The FDA’s order restricts the sale and distribution of breast implants to only health care providers and facilities that provide information to patients utilizing the patient brochure “Patient Decision Checklist.” The checklist must be reviewed with the prospective patient by the health care provider to help ensure the patient understands the risks, benefits and other information about the breast implant device. The patient must be given the opportunity to initial and sign the patient decision checklist and it must be signed by the physician implanting the device.
The FDA is requiring these restrictions based on its finding that the available information indicates such restrictions are necessary to provide a reasonable assurance of the device’s safety and effectiveness. The FDA is committed to continuing to use its full authorities to ensure the post-market safety of medical products.
The new labeling follows the labeling recommendations described in FDA’s September 2020 guidance and was included as part of the supplemental approval applications submitted by manufacturers. The FDA orders for IDEAL IMPLANT Structured Saline Breast Implants, Mentor Saline-Filled and Spectrum Breast Implants, Inamed (now Allergan) Natrelle Saline Filled Breast Implants, Inamed (now Allergan) Natrelle Silicone Filled Breast Implants, Mentor MemoryShape Silicone Gel-Filled Breast Implants, Mentor MemoryGel Silicone Gel-Filled Breast Implants and Sientra OPUS Silicone Gel Breast Implants approve the updated labeling in addition to restricting the devices as described above. Manufacturers are asked to post the updated device labeling to their websites within the next 30 days.
Based on these approval orders, product labeling for these devices now includes a boxed warning to inform patients of significant risks of breast implants, as well as updated silicone gel-filled breast implant rupture screening recommendations, a patient decision checklist, inclusion of a description of materials used in breast implants and chemicals that can be released from breast implants and patient device cards, all of which were recommended at the March 2019 Panel Meeting.

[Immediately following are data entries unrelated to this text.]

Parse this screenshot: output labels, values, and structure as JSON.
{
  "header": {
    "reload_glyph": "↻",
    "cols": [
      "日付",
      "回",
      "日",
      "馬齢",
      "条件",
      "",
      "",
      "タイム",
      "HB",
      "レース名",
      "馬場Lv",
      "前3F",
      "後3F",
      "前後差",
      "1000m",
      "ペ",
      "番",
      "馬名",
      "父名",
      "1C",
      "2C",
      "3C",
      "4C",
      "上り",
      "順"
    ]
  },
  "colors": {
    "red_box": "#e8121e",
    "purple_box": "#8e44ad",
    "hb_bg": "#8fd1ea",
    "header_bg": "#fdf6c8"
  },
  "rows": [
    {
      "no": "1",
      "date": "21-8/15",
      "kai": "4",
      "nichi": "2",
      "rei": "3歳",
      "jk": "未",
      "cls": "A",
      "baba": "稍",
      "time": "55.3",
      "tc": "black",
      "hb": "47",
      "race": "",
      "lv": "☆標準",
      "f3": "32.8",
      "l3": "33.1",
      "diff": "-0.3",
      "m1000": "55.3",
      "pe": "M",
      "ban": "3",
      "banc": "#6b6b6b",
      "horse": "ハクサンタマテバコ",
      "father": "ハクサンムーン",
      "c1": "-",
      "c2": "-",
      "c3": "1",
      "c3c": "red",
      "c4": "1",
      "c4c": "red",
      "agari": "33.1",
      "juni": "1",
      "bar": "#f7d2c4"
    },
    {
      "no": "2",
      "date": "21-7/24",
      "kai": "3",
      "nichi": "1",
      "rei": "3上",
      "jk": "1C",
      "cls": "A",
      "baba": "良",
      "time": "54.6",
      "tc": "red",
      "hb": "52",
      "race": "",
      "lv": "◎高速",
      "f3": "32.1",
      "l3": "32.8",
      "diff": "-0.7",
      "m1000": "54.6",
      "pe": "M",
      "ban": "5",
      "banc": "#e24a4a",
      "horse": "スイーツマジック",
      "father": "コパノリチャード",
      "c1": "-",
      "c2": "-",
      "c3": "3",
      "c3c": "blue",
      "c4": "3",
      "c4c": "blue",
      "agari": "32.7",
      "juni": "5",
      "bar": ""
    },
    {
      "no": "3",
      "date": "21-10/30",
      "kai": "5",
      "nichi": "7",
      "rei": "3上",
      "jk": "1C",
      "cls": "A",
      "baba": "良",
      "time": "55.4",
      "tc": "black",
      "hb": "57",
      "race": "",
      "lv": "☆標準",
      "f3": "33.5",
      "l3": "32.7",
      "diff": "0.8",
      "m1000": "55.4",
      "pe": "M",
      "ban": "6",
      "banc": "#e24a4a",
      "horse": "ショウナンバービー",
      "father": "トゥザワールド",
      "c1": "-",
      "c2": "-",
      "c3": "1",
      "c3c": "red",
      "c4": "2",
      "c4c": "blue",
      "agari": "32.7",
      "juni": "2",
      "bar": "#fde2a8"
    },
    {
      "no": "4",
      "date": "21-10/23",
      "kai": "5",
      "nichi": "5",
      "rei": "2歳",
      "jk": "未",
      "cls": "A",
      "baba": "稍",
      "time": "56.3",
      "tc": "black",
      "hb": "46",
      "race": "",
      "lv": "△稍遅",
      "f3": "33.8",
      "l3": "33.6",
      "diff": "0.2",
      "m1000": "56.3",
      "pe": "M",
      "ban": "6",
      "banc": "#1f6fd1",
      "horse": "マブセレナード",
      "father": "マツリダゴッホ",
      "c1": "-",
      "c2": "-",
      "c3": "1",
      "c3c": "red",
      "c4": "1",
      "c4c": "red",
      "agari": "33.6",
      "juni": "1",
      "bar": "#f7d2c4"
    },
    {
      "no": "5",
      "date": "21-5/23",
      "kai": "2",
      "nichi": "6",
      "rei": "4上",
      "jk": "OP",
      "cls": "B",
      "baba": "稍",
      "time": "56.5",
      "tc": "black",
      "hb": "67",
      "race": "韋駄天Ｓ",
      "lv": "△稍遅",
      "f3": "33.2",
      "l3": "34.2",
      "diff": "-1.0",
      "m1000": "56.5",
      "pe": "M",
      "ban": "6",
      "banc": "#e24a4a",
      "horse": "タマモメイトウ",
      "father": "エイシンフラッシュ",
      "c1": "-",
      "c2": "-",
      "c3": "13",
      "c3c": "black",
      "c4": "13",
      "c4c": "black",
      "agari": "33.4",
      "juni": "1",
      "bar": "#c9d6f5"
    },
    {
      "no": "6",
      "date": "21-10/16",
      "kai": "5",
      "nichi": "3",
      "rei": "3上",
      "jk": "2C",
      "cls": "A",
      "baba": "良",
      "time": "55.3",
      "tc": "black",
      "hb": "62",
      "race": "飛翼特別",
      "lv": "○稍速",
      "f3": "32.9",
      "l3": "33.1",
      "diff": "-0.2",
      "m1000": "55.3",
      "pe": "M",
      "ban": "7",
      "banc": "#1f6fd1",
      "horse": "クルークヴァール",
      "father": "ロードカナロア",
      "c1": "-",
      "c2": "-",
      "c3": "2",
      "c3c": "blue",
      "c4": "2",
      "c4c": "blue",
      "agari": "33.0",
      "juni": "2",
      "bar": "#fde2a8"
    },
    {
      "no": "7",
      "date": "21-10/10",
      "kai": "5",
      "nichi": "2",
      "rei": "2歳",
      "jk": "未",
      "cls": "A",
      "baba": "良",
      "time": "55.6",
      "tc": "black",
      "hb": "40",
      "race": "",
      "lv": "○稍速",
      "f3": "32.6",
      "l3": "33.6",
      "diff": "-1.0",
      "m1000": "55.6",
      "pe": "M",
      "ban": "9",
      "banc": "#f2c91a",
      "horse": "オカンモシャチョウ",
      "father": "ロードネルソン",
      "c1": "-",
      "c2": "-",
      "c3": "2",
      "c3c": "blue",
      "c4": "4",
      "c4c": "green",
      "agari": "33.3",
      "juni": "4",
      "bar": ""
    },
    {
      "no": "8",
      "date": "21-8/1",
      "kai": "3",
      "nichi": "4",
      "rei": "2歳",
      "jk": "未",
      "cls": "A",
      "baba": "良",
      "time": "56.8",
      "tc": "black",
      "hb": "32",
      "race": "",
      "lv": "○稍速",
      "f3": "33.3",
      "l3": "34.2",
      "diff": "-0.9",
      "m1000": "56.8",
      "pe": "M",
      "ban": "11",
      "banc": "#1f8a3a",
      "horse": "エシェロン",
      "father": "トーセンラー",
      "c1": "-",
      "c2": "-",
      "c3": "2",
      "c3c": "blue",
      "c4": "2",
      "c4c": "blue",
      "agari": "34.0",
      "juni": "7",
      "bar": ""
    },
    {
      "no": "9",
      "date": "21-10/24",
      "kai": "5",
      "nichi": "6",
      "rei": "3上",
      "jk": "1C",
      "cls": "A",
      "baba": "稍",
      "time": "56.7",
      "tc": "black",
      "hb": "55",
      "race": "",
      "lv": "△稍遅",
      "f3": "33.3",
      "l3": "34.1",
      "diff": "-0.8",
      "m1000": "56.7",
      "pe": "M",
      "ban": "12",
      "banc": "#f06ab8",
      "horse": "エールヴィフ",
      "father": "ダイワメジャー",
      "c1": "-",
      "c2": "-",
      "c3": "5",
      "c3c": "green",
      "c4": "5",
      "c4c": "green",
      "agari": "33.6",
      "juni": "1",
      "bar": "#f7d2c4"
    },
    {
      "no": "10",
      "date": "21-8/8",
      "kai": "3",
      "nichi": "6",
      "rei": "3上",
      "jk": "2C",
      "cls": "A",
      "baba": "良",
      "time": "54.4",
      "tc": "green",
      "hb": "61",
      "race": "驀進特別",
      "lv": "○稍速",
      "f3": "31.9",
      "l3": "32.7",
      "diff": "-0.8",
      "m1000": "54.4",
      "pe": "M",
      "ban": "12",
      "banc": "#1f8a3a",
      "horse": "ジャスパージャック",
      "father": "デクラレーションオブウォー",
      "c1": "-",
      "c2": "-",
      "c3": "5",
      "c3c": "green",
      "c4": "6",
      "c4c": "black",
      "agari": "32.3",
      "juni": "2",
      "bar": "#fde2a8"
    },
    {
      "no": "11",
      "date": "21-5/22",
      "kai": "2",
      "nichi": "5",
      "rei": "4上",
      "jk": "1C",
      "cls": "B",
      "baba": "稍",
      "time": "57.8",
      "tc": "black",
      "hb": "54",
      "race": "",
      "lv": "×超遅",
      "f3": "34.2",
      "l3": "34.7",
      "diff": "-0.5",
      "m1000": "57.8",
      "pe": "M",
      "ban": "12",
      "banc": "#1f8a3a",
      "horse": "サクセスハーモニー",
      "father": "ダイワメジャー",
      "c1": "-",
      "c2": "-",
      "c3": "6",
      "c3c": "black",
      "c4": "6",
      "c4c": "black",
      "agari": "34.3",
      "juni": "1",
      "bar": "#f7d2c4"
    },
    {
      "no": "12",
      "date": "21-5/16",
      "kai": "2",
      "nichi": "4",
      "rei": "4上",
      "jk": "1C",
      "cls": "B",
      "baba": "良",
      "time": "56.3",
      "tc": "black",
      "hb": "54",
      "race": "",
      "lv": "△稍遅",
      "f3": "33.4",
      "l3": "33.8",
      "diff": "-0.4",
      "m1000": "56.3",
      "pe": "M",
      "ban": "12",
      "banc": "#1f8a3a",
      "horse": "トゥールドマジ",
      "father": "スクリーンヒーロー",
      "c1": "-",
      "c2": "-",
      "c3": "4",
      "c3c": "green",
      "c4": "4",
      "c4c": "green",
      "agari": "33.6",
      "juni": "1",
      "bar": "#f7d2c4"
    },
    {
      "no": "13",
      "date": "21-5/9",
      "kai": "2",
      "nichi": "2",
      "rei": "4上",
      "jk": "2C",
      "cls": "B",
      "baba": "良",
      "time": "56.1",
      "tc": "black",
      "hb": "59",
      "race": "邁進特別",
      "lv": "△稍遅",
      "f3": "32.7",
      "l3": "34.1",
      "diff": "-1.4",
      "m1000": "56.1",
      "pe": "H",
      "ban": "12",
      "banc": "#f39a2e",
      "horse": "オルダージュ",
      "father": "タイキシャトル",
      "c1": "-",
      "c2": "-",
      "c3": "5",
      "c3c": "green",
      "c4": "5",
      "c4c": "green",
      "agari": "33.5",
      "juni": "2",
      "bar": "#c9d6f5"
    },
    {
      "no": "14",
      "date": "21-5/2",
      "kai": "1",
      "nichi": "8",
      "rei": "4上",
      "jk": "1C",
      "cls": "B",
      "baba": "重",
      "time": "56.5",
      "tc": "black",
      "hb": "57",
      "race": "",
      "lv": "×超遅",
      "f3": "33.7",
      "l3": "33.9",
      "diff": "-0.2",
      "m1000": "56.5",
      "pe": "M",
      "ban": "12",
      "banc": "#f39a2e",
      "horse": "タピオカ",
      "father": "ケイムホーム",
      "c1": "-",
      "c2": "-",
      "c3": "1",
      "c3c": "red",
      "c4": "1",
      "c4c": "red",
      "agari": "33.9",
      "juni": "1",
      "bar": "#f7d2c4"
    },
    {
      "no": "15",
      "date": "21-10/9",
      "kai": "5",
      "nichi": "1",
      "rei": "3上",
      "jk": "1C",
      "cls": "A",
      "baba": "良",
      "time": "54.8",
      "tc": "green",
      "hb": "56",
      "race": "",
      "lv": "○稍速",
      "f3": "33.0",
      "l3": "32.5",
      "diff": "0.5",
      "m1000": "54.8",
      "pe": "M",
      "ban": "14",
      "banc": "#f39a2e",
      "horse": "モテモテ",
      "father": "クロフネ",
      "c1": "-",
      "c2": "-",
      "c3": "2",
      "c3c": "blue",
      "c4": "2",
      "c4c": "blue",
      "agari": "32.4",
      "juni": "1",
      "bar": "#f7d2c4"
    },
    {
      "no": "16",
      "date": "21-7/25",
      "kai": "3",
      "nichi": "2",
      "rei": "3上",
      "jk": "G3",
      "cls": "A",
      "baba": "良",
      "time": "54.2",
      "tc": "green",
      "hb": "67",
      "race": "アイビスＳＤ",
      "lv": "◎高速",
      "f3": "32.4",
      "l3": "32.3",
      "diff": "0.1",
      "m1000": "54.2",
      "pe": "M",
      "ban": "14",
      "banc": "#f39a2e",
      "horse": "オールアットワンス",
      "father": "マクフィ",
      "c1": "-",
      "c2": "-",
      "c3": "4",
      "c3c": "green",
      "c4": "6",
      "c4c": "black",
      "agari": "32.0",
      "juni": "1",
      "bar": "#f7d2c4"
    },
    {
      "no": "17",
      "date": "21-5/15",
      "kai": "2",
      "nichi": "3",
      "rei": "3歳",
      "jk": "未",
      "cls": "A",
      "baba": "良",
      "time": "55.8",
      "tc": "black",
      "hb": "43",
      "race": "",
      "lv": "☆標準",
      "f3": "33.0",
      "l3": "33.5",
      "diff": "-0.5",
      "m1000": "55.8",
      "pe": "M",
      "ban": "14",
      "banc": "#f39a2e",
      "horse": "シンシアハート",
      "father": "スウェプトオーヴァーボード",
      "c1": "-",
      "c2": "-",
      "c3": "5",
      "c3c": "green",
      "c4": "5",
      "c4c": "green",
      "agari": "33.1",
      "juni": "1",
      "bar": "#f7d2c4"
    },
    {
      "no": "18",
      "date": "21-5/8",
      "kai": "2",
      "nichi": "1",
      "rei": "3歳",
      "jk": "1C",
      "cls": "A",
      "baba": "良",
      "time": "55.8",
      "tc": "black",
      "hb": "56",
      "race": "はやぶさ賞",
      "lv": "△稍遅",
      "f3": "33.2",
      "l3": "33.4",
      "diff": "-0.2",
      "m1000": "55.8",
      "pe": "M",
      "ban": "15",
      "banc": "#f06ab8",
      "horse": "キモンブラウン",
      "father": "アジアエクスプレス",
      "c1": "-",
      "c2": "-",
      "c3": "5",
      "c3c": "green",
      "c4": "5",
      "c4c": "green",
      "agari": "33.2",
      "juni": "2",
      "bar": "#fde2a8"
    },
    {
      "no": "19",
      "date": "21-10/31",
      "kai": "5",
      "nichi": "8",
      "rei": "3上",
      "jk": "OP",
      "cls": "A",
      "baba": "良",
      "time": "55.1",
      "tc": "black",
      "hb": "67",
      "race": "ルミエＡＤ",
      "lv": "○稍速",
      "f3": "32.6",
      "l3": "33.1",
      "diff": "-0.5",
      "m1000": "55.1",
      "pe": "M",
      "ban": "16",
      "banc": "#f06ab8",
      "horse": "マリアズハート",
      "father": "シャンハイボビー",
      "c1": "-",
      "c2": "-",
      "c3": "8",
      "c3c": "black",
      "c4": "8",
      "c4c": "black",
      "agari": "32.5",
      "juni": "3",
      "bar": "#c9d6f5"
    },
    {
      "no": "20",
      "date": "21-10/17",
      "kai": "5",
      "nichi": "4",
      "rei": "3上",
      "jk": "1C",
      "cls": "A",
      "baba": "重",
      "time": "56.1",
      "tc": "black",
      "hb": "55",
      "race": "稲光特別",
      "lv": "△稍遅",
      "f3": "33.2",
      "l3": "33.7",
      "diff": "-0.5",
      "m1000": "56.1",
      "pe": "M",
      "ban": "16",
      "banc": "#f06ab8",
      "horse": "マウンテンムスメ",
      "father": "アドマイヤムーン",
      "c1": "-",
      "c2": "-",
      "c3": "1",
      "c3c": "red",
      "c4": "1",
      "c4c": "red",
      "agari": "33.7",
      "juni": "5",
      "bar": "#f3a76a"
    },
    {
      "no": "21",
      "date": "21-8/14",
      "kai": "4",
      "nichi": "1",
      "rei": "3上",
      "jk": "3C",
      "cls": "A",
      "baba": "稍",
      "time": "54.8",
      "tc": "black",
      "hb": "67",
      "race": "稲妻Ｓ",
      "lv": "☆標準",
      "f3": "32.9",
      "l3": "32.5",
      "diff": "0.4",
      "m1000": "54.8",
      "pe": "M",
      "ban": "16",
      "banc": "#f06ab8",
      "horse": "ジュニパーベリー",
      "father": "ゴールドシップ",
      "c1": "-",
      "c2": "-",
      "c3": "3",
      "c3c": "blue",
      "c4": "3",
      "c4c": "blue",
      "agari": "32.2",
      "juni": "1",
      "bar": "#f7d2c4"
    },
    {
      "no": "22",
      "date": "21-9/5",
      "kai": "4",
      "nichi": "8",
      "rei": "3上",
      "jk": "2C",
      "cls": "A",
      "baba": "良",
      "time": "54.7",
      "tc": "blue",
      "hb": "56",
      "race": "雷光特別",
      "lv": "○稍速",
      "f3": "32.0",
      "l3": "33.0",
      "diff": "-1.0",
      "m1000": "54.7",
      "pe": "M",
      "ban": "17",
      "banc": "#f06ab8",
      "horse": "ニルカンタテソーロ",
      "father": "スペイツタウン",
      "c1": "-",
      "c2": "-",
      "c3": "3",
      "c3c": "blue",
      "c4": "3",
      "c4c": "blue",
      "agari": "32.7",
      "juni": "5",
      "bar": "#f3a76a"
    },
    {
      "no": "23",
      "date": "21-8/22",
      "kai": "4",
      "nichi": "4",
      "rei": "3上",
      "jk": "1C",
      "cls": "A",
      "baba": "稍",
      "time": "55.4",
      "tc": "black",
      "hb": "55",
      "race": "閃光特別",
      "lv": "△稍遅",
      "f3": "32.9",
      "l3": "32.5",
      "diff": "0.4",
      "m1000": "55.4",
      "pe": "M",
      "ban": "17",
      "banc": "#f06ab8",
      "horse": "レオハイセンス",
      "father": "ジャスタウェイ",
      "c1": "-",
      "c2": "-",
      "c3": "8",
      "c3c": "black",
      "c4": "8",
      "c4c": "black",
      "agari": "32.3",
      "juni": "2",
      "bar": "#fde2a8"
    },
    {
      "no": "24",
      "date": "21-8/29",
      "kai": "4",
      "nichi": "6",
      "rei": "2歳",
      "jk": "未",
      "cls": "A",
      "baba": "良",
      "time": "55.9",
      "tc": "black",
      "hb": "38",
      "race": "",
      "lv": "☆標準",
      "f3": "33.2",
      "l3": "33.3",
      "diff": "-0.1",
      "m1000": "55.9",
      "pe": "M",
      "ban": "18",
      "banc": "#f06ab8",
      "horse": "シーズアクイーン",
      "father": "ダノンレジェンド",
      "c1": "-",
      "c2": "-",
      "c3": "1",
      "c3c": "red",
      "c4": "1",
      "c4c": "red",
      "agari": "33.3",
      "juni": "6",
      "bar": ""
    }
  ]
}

A medical device’s labeling is intended to enhance, but not replace, the physician-patient discussion of the risks and benefits of breast implants that uniquely pertain to individual patients.

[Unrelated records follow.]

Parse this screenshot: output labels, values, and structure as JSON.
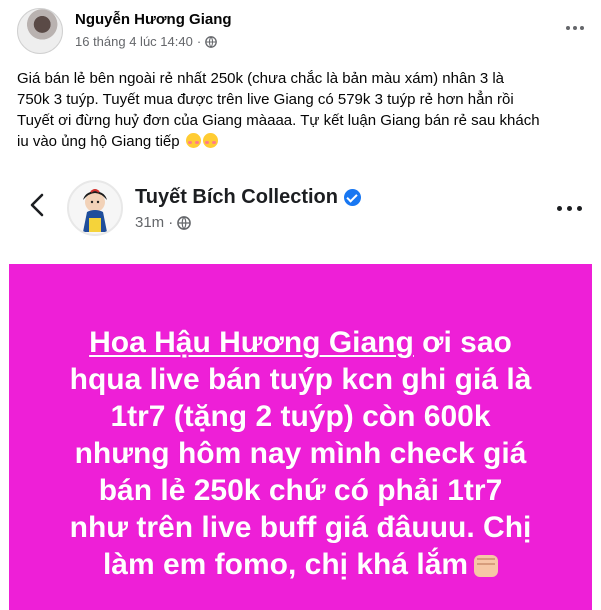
{
  "post": {
    "author": "Nguyễn Hương Giang",
    "timestamp": "16 tháng 4 lúc 14:40",
    "separator": "·",
    "privacy_icon": "globe-icon",
    "caption_line1": "Giá bán lẻ bên ngoài rẻ nhất 250k (chưa chắc là bản màu xám) nhân 3 là",
    "caption_line2": "750k 3 tuýp. Tuyết mua được trên live Giang có 579k 3 tuýp rẻ hơn hẳn rồi",
    "caption_line3": "Tuyết ơi đừng huỷ đơn của Giang màaaa. Tự kết luận Giang bán rẻ sau khách",
    "caption_line4": "iu vào ủng hộ Giang tiếp"
  },
  "embed": {
    "page_name": "Tuyết Bích Collection",
    "time": "31m",
    "separator": "·",
    "privacy_icon": "globe-icon",
    "card_color": "#ee1fd7",
    "text": {
      "underlined": "Hoa Hậu Hương Giang",
      "line1_rest": " ơi sao",
      "line2": "hqua live bán tuýp kcn ghi giá là",
      "line3": "1tr7 (tặng 2 tuýp) còn 600k",
      "line4": "nhưng hôm nay mình check giá",
      "line5": "bán lẻ 250k chứ có phải 1tr7",
      "line6": "như trên live buff giá đâuuu. Chị",
      "line7": "làm em fomo, chị khá lắm"
    }
  }
}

The post-approval study data furthers the FDA’s commitment to transparently understanding the long-term effects of breast implants by providing status updates of all breast implant studies, as required by the premarket approval (PMA) process.
Breast implants are designated as a Class III medical device, which includes devices that support or sustain human life, are of substantial importance in preventing impairment of human health or which present a potential, unreasonable risk of illness or injury. Due to the level of risk associated, Class III devices require PMA approval before a manufacturer can legally market their device, which is the most stringent type of device marketing application required by the FDA.